Questa storia raccoglie in un'unica tessitura figure, personaggi, racconti che ho incontrato e raccolto dedicandomi a questo tema, sia prendendo ispirazione in testi esistenti, film e saggi che dal repertorio delle mie osservazioni e dei miei appunti, pratica di scrittura che ho cominciato come allenamento e che è diventata un piacere e una necessità. Si mescolano verità e invenzione in un caleidoscopio di figure, cuochi, cuoche, zie, nonni e avi, l’uccisione dei conigli e dei maiali nell’aia della mia infanzia, il senso della caccia, le feste e i riti e il loro corredo di orrori e meraviglie del cibo e del bere, personaggi singolari dediti al piacere della ricerca in cucina, studiosi della povertà, diete singolari di artisti e futuristi, i dettami dei libri di cucina, le ossessioni dell’apparire e del piacere, la tensione tra equilibrio e rottura delle convenzioni, la cucina globale che mescola pietanze e abitudini lontanissime e in ogni parte del mondo…potrei continuare ancora, se non ci fosse la serata del 27 a mettere un punto a questo viaggio che di certo non finisce qui.

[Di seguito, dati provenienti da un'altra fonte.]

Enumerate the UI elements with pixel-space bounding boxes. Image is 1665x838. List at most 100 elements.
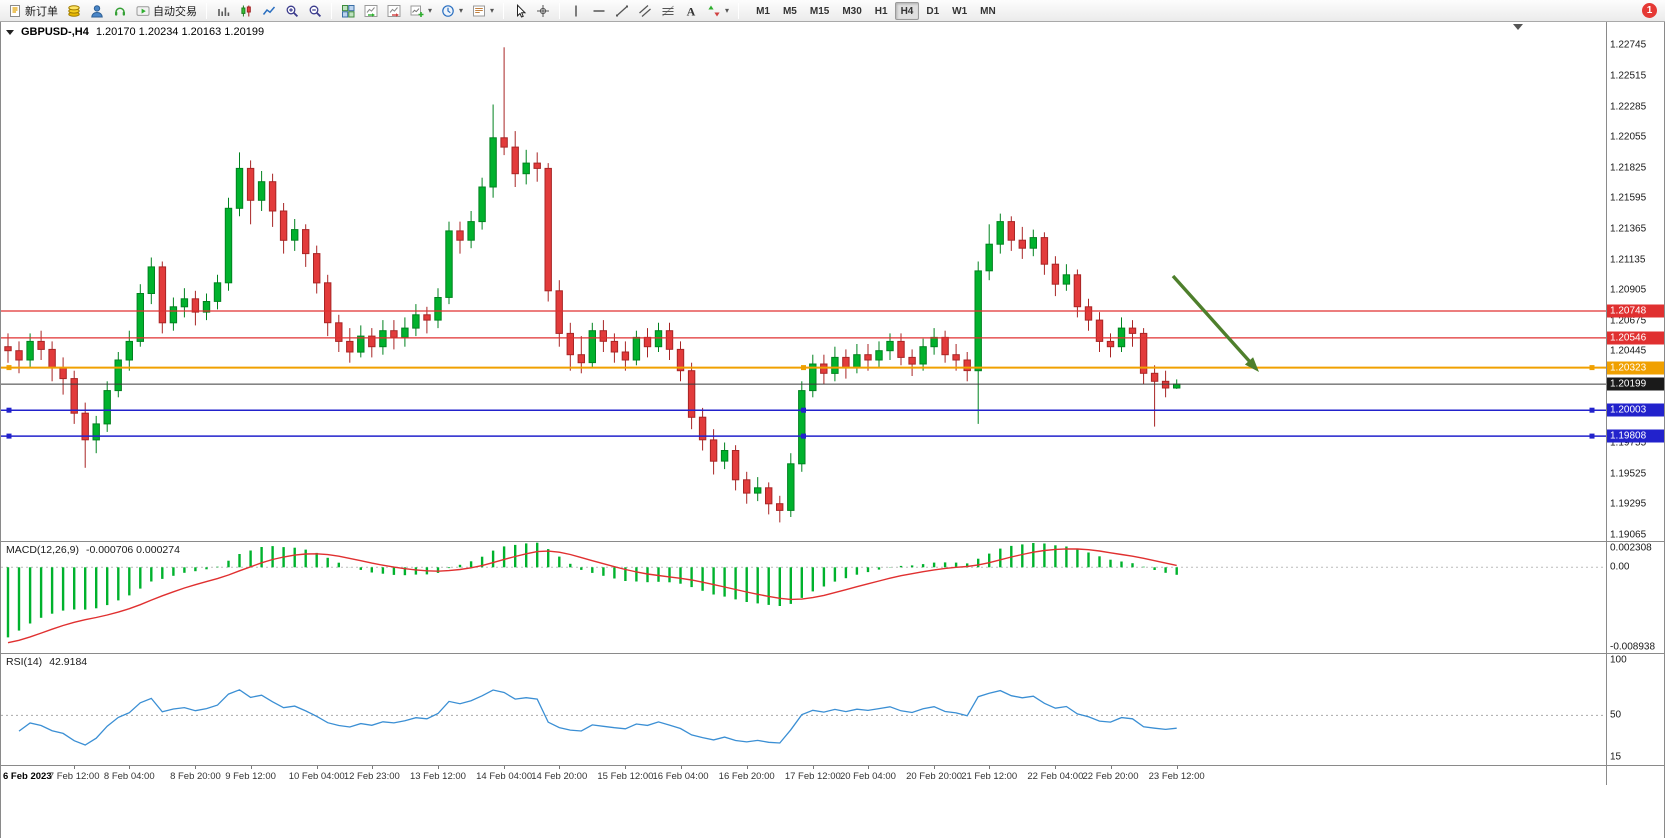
cursor-button[interactable] xyxy=(509,1,531,20)
templates-button[interactable]: ▾ xyxy=(468,1,498,20)
support-line-orange-handle[interactable] xyxy=(6,365,12,371)
price-axis-tick: 1.21365 xyxy=(1610,223,1647,235)
macd-histogram xyxy=(6,542,1178,638)
chart-shift-icon xyxy=(387,4,401,18)
tile-windows-button[interactable] xyxy=(337,1,359,20)
price-scale[interactable]: 1.22745 1.22515 1.22285 1.22055 1.21825 1.215… xyxy=(1606,22,1664,541)
bar-chart-button[interactable] xyxy=(212,1,234,20)
time-axis-tick xyxy=(316,766,318,769)
candlestick-chart-button[interactable] xyxy=(235,1,257,20)
macd-axis-label: -0.008938 xyxy=(1610,641,1656,653)
support-line-blue-1-handle[interactable] xyxy=(6,407,12,413)
rsi-scale[interactable]: 100 50 15 xyxy=(1606,654,1664,765)
price-axis-tick: 1.22515 xyxy=(1610,70,1647,82)
price-chart-plot[interactable]: GBPUSD-,H4 1.20170 1.20234 1.20163 1.201… xyxy=(1,22,1606,541)
price-axis-tick: 1.20445 xyxy=(1610,345,1647,357)
vertical-line-button[interactable] xyxy=(565,1,587,20)
horizontal-line-icon xyxy=(592,4,606,18)
rsi-canvas[interactable] xyxy=(1,654,1606,765)
timeframe-h4-button[interactable]: H4 xyxy=(894,1,920,20)
macd-axis-label: 0.002308 xyxy=(1610,542,1652,554)
cursor-icon xyxy=(513,3,527,18)
arrows-button[interactable]: ▾ xyxy=(703,1,733,20)
panel-resize-divider[interactable] xyxy=(1,541,1664,542)
periods-button[interactable]: ▾ xyxy=(437,1,467,20)
timeframe-mn-button[interactable]: MN xyxy=(980,5,996,17)
support-button[interactable] xyxy=(109,1,131,20)
rsi-indicator-panel: RSI(14) 42.9184 100 50 15 xyxy=(1,654,1664,765)
trendline-button[interactable] xyxy=(611,1,633,20)
arrows-icon xyxy=(707,4,721,18)
price-axis-tick: 1.20675 xyxy=(1610,315,1647,327)
time-axis-label: 8 Feb 20:00 xyxy=(170,771,221,782)
text-button[interactable]: A xyxy=(680,1,702,20)
timeframe-m30-button[interactable]: M30 xyxy=(842,5,862,17)
toolbar-separator xyxy=(738,2,740,19)
timeframe-m1-button[interactable]: M1 xyxy=(756,5,770,17)
dropdown-arrow-icon[interactable]: ▾ xyxy=(459,6,464,15)
auto-scroll-button[interactable] xyxy=(360,1,382,20)
notifications-badge[interactable]: 1 xyxy=(1642,3,1657,18)
chart-ohlc-values: 1.20170 1.20234 1.20163 1.20199 xyxy=(95,26,265,38)
time-axis-labels: 6 Feb 2023 7 Feb 12:00 8 Feb 04:00 8 Feb 20… xyxy=(1,766,1606,785)
timeframe-m15-button[interactable]: M15 xyxy=(809,5,830,17)
timeframe-w1-button[interactable]: W1 xyxy=(952,5,968,17)
support-line-orange-handle[interactable] xyxy=(1589,365,1595,371)
rsi-plot[interactable]: RSI(14) 42.9184 xyxy=(1,654,1606,765)
time-axis[interactable]: 6 Feb 2023 7 Feb 12:00 8 Feb 04:00 8 Feb 20… xyxy=(1,765,1664,785)
support-line-blue-2-handle[interactable] xyxy=(1589,433,1595,439)
price-chart-canvas[interactable] xyxy=(1,22,1606,541)
accounts-button[interactable] xyxy=(86,1,108,20)
crosshair-button[interactable] xyxy=(532,1,554,20)
auto-trading-button[interactable]: 自动交易 xyxy=(132,1,201,20)
trend-arrow-annotation[interactable] xyxy=(1171,274,1259,372)
panel-resize-divider[interactable] xyxy=(1,653,1664,654)
price-chart-panel: GBPUSD-,H4 1.20170 1.20234 1.20163 1.201… xyxy=(1,22,1664,541)
gold-button[interactable] xyxy=(63,1,85,20)
timeframe-m5-button[interactable]: M5 xyxy=(782,5,797,17)
fibonacci-button[interactable] xyxy=(657,1,679,20)
toolbar-separator xyxy=(559,2,561,19)
trendline-icon xyxy=(615,4,629,18)
profile-icon xyxy=(90,4,104,18)
time-axis-label: 21 Feb 12:00 xyxy=(961,771,1018,782)
time-axis-label: 9 Feb 12:00 xyxy=(225,771,276,782)
macd-label: MACD(12,26,9) xyxy=(6,544,79,556)
chart-collapse-icon[interactable] xyxy=(6,29,14,35)
new-chart-button[interactable]: ▾ xyxy=(406,1,436,20)
zoom-in-button[interactable] xyxy=(281,1,303,20)
line-chart-button[interactable] xyxy=(258,1,280,20)
timeframe-d1-button[interactable]: D1 xyxy=(926,5,940,17)
auto-trading-button-label: 自动交易 xyxy=(153,5,197,18)
text-icon: A xyxy=(684,4,698,18)
horizontal-line-button[interactable] xyxy=(588,1,610,20)
macd-signal-line xyxy=(7,548,1177,644)
macd-plot[interactable]: MACD(12,26,9) -0.000706 0.000274 xyxy=(1,542,1606,653)
timeframe-h1-button[interactable]: H1 xyxy=(874,5,888,17)
chart-shift-button[interactable] xyxy=(383,1,405,20)
zoom-out-button[interactable] xyxy=(304,1,326,20)
toolbar-separator xyxy=(331,2,332,19)
dropdown-arrow-icon[interactable]: ▾ xyxy=(490,6,495,15)
support-line-blue-2-handle[interactable] xyxy=(801,433,806,439)
fibonacci-icon xyxy=(661,4,675,18)
support-line-orange-handle[interactable] xyxy=(801,365,806,371)
chart-shift-marker[interactable] xyxy=(1513,24,1523,30)
macd-scale[interactable]: 0.002308 0.00 -0.008938 xyxy=(1606,542,1664,653)
support-line-blue-1-handle[interactable] xyxy=(801,407,806,413)
channel-button[interactable] xyxy=(634,1,656,20)
dropdown-arrow-icon[interactable]: ▾ xyxy=(428,6,433,15)
autotrade-icon xyxy=(136,4,150,18)
dropdown-arrow-icon[interactable]: ▾ xyxy=(725,6,730,15)
macd-canvas[interactable] xyxy=(1,542,1606,653)
time-axis-label: 14 Feb 20:00 xyxy=(531,771,588,782)
price-axis-tick: 1.19295 xyxy=(1610,498,1647,510)
new-order-button[interactable]: 新订单 xyxy=(4,1,62,20)
new-chart-icon xyxy=(410,4,424,18)
price-axis-tick: 1.19065 xyxy=(1610,529,1647,541)
time-axis-label: 22 Feb 04:00 xyxy=(1027,771,1084,782)
support-line-blue-1-handle[interactable] xyxy=(1589,407,1595,413)
time-axis-tick xyxy=(195,766,197,769)
support-line-blue-2-handle[interactable] xyxy=(6,433,12,439)
candle-chart-icon xyxy=(239,4,253,18)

Il diario di viaggio si intreccia al pianoforte e al violino di Dimitri Sillato, ai suoni elettronici di Raffaele Bassetti, alle luci di Loredana Oddone e alle azioni di Giovanni Macis. Tutti proviamo a trasformare in ballata contemporanea questi frammenti di vita, buio e luce che ruotano intorno al mistero dell’identità e della coincidenza di ciò che nutre e di ciò che uccide.